The answer given to the Trib’s Travis Sawchik from MLB Network analyst Dan O’Dowd sounded as simple a solution for the Pirates’ continued improvement in the second half of this season as it was for Lester Freamon to tell Roland Pryzbylewski for advice in how to take down a drug ring in West Baltimore in “The Wire.”
Follow the money.
In other words, count on the Pirates’ highest paid players to improve after the All-Star Break and perform more to their capabilities.
That result would be the exact opposite of what this team has done in the first half. The truth is the glaring reason for this team’s renewed presence in the playoff race is not due to the contributions of the higher names on the payroll, but the collective excellence of the ones near the bottom.
Simply put: the least expensive players have largely been the more valuable ones.
The five highest-paid players on the team in annual salary are (in order): Francisco Liriano, Andrew McCutchen, Mark Melancon, Jon Niese and Josh Harrison. Three of those men — Liriano, McCutchen and Niese — have been largely underwhelming if not chronically inconsistent.
McCutchen leads the team in home runs (14), but is also on pace for career worsts in batting average, on-base percentage, slugging percentage, walk rate and strikeout rate by wide margins, respectively. Liriano has issued the most walks in the National League and Niese the second-most home runs. Harrison has been hot and cold, but still falling short in the areas where he was expected to thrive, namely his .274 batting average, 10 points below his career mark entering the season.

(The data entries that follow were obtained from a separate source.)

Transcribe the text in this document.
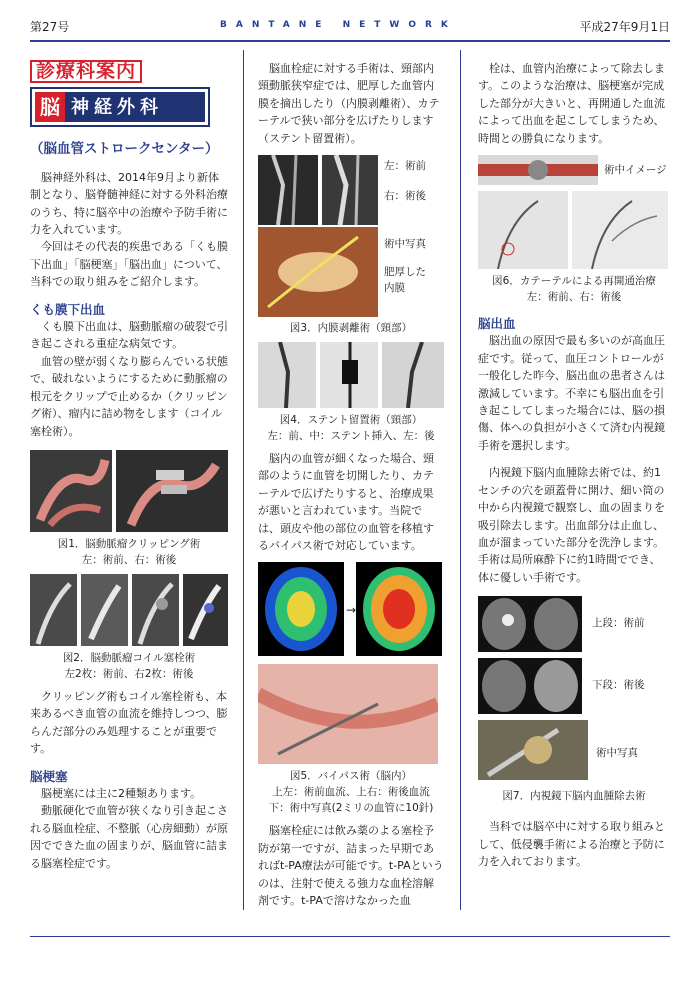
第27号	BANTANE NETWORK	平成27年9月1日
診療科案内
脳 神経外科
（脳血管ストロークセンター）

脳神経外科は、2014年9月より新体制となり、脳脊髄神経に対する外科治療のうち、特に脳卒中の治療や予防手術に力を入れています。

今回はその代表的疾患である「くも膜下出血」「脳梗塞」「脳出血」について、当科での取り組みをご紹介します。

くも膜下出血

くも膜下出血は、脳動脈瘤の破裂で引き起こされる重症な病気です。

血管の壁が弱くなり膨らんでいる状態で、破れないようにするために動脈瘤の根元をクリップで止めるか（クリッピング術）、瘤内に詰め物をします（コイル塞栓術）。

図1．脳動脈瘤クリッピング術
左：術前、右：術後
図2．脳動脈瘤コイル塞栓術
左2枚：術前、右2枚：術後

クリッピング術もコイル塞栓術も、本来あるべき血管の血流を維持しつつ、膨らんだ部分のみ処理することが重要です。

脳梗塞

脳梗塞には主に2種類あります。

動脈硬化で血管が狭くなり引き起こされる脳血栓症、不整脈（心房細動）が原因でできた血の固まりが、脳血管に詰まる脳塞栓症です。

脳血栓症に対する手術は、頸部内頸動脈狭窄症では、肥厚した血管内膜を摘出したり（内膜剥離術）、カテーテルで狭い部分を広げたりします（ステント留置術）。

左：術前
右：術後
術中写真
肥厚した
内膜
図3．内膜剥離術（頸部）
図4．ステント留置術（頸部）
左：前、中：ステント挿入、左：後

脳内の血管が細くなった場合、頸部のように血管を切開したり、カテーテルで広げたりすると、治療成果が悪いと言われています。当院では、頭皮や他の部位の血管を移植するバイパス術で対応しています。

→
図5．バイパス術（脳内）
上左：術前血流、上右：術後血流
下：術中写真(2ミリの血管に10針)

脳塞栓症には飲み薬のよる塞栓予防が第一ですが、詰まった早期であればt-PA療法が可能です。t-PAというのは、注射で使える強力な血栓溶解剤です。t-PAで溶けなかった血

栓は、血管内治療によって除去します。このような治療は、脳梗塞が完成した部分が大きいと、再開通した血流によって出血を起こしてしまうため、時間との勝負になります。

術中イメージ
図6．カテーテルによる再開通治療
左：術前、右：術後
脳出血

脳出血の原因で最も多いのが高血圧症です。従って、血圧コントロールが一般化した昨今、脳出血の患者さんは激減しています。不幸にも脳出血を引き起こしてしまった場合には、脳の損傷、体への負担が小さくて済む内視鏡手術を選択します。

内視鏡下脳内血腫除去術では、約1センチの穴を頭蓋骨に開け、細い筒の中から内視鏡で観察し、血の固まりを吸引除去します。出血部分は止血し、血が溜まっていた部分を洗浄します。手術は局所麻酔下に約1時間ででき、体に優しい手術です。

上段：術前
下段：術後
術中写真
図7．内視鏡下脳内血腫除去術

当科では脳卒中に対する取り組みとして、低侵襲手術による治療と予防に力を入れております。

Melancon has been the lone efficient mainstay, tied for second in the league with the Dodgers’ Kenley Jansen with 27 saves, and his 1.23 ERA is third-best of any NL reliever with at least 30 innings pitched.
But when you look up and down the stat sheet, it appears the team is getting better bang for their buck on the items they bought from Walmart as opposed to Nordstrom’s.
The man leading the team in batting average and stolen bases, Starling Marte, and the qualified team leader in RBIs and slugging percentage, Gregory Polanco, are making less than $4 million combined this season. Four men beside McCutchen have double-digit home runs this season: Polanco, Jung Ho Kang, Sean Rodriguez and David Freese. None of them will earn more than $3 million apiece.
To top it off, this team’s offense has been better in the first half than last year’s by a significant margin. They’re hitting for a higher average, getting on base more, slugging better, hitting more home runs and scoring more runs. But it’s not just about the production. The Pirates have had an unsuspected conglomerate delivering MVP-type moments at various times.
Freese paced the offense with a .379/.455/.724 slash line during the team’s last road trip when they won seven in a row in Seattle, Oakland and St. Louis. In the same recent 15-game stretch where McCutchen has hit .288 with four homeruns and 10 driven in, Rodriguez has hit .303 with four dingers of his own and 14 RBI, not to mention homering in each of his last four starts (including all three games of the first-half finale against the Cubs). Matt Joyce has hit eight home runs so far, one every 16 at-bats, and his on-base and slugging percentage would be among the league’s best if he qualified with enough plate appearances.
Jeff Locke delivered three of the rotation’s best individual pitching performances when he tossed a three-hit shutout in Miami on May 30, out-dueled Madison Bumgarner with 6.2 scoreless innings on June 20 and held the Dodgers to one run in seven innings on June 25, one of the three wins in four games against L.A. that sparked the 12-4 surge in the past two weeks.
The injuries to Francisco Cervelli and Chris Stewart at catcher opened the door for Erik Kratz to hit the solo homer that sunk Bumgarner that night in late June against San Francisco, and for waiver claim Eric Fryer, who has hit .400 and driven in five runs in only six games. The two have also combined to throw out four of the 10 runners who have tried to steal against them.
And what of the eight rookies who have made Major League debuts this season when called up from Indianapolis — Jameson Taillon’s near no-hitter in New York against the Mets; Adam Frazier’s pair of extra base hits to help beat Oakland on the road; Chad Kuhl’s tagging of Justin Turner at home plate after a wild pitch to keep ahead of the Dodgers and, in turn, beat Clayton Kershaw; Steven Brault’s strong four innings during a win in St. Louis; and Josh Bell’s electric first weekend in Pittsburgh — to name a few?
Picking one player as the Pirates’ first-half MVP would be easy, but recognizing this team has more than a dozen men who have provided big-time moments along the way would be more fitting.
And if the Pirates do indeed follow their big money players in the second half to another playoff berth, it will have been made possible because of the unsung heroes who did the heavy lifting in the first.